Líderes políticos já iniciaram as negociações para a sucessão do atual presidente. No cenário de uma eleição indireta, ganham força neste momento os nomes do ministro Henrique Meirelles (Fazenda), Gilmar Mendes, do STF (Supremo Tribunal Federal), e o do ex-presidente Fernando Henrique Cardoso.

A presidente do Supremo, Cármen Lúcia, enfrenta resistências dos parlamentares, responsáveis pela escolha no cenário de uma eleição indireta. No entender do Congresso, onde muitos integrantes são alvo de investigações, Cármen estaria muito identificada com a Operação Lava-Jato.

A favor de Meirelles pesam os primeiros sinais de recuperação da economia e o bom trânsito com PT, PMDB e PSDB.  O atual ministro da Fazenda comandou o Banco Central nos dois mandatos de Lula na Presidência. Há, no entanto, o receio de que Meirelles seja citado em eventuais delações do doleiro Lúcio Funaro e do deputado cassado Eduardo Cunha (PMDB-RJ).
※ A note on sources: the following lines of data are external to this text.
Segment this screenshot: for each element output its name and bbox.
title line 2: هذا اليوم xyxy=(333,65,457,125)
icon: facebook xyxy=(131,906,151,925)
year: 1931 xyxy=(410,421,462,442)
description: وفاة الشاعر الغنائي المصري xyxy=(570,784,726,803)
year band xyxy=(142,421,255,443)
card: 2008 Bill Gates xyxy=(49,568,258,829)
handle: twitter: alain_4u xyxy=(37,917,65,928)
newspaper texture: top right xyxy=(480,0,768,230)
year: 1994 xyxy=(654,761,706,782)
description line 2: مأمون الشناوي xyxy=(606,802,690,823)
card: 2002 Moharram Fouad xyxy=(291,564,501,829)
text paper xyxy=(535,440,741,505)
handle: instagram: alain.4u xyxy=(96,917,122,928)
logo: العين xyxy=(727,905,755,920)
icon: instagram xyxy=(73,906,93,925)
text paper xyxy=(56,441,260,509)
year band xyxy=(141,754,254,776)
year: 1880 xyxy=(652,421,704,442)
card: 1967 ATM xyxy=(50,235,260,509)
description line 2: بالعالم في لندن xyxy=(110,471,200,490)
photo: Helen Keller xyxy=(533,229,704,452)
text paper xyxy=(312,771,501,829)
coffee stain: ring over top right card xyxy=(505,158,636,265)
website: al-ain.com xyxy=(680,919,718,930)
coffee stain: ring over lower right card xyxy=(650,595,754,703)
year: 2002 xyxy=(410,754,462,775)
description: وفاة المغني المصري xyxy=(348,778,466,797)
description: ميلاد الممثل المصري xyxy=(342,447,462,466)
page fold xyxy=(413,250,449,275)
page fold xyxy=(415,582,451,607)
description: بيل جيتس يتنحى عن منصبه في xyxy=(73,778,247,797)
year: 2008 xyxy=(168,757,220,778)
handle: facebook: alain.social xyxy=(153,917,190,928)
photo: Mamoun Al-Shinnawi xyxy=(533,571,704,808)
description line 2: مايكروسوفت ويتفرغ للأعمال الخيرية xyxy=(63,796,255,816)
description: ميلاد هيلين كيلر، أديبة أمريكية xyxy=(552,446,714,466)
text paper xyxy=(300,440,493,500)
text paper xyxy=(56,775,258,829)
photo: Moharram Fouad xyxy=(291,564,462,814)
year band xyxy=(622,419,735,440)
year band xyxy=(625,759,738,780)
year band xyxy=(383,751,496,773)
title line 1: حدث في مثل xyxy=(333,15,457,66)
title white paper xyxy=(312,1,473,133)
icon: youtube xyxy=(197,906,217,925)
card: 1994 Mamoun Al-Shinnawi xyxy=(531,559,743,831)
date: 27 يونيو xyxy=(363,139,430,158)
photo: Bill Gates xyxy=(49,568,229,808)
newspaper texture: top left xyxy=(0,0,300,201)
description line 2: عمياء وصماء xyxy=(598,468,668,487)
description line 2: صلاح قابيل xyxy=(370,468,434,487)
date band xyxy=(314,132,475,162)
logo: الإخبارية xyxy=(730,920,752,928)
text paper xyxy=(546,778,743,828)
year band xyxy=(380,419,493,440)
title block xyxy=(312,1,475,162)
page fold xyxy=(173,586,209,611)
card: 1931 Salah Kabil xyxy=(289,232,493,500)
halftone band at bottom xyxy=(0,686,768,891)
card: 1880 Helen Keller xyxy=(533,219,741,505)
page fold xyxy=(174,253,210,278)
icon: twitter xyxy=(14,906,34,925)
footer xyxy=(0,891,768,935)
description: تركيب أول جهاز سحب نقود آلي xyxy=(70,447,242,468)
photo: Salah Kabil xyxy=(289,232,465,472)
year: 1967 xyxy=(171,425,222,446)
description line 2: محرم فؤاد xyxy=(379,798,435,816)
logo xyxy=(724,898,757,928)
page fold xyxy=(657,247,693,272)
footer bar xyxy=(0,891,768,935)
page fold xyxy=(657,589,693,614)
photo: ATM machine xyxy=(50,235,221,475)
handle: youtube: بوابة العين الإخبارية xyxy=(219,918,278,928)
Os congressistas também têm simpatia por Gilmar Mendes, principalmente após ele ter feito duras críticas à Lava-Jato. O ministro do Supremo e atual presidente do TSE (Tribunal Superior Eleitoral) assumiria, se eleito, sob a condição de conduzir o País até as eleições presidenciais do ano que vem. Essa alternativa, porém, não agrada a setores do PT e de outros partidos de esquerda.

A favor de Fernando Henrique Cardoso (PSDB), a credibilidade política. Uma vez eleito, ele teria papel semelhante ao que teve no governo Itamar Franco (1992-1994), quando assumiu a Fazenda e deu início a uma era de estabilidade econômica. Mas a alternativa FHC dificilmente seria aceita por Lula e o PT.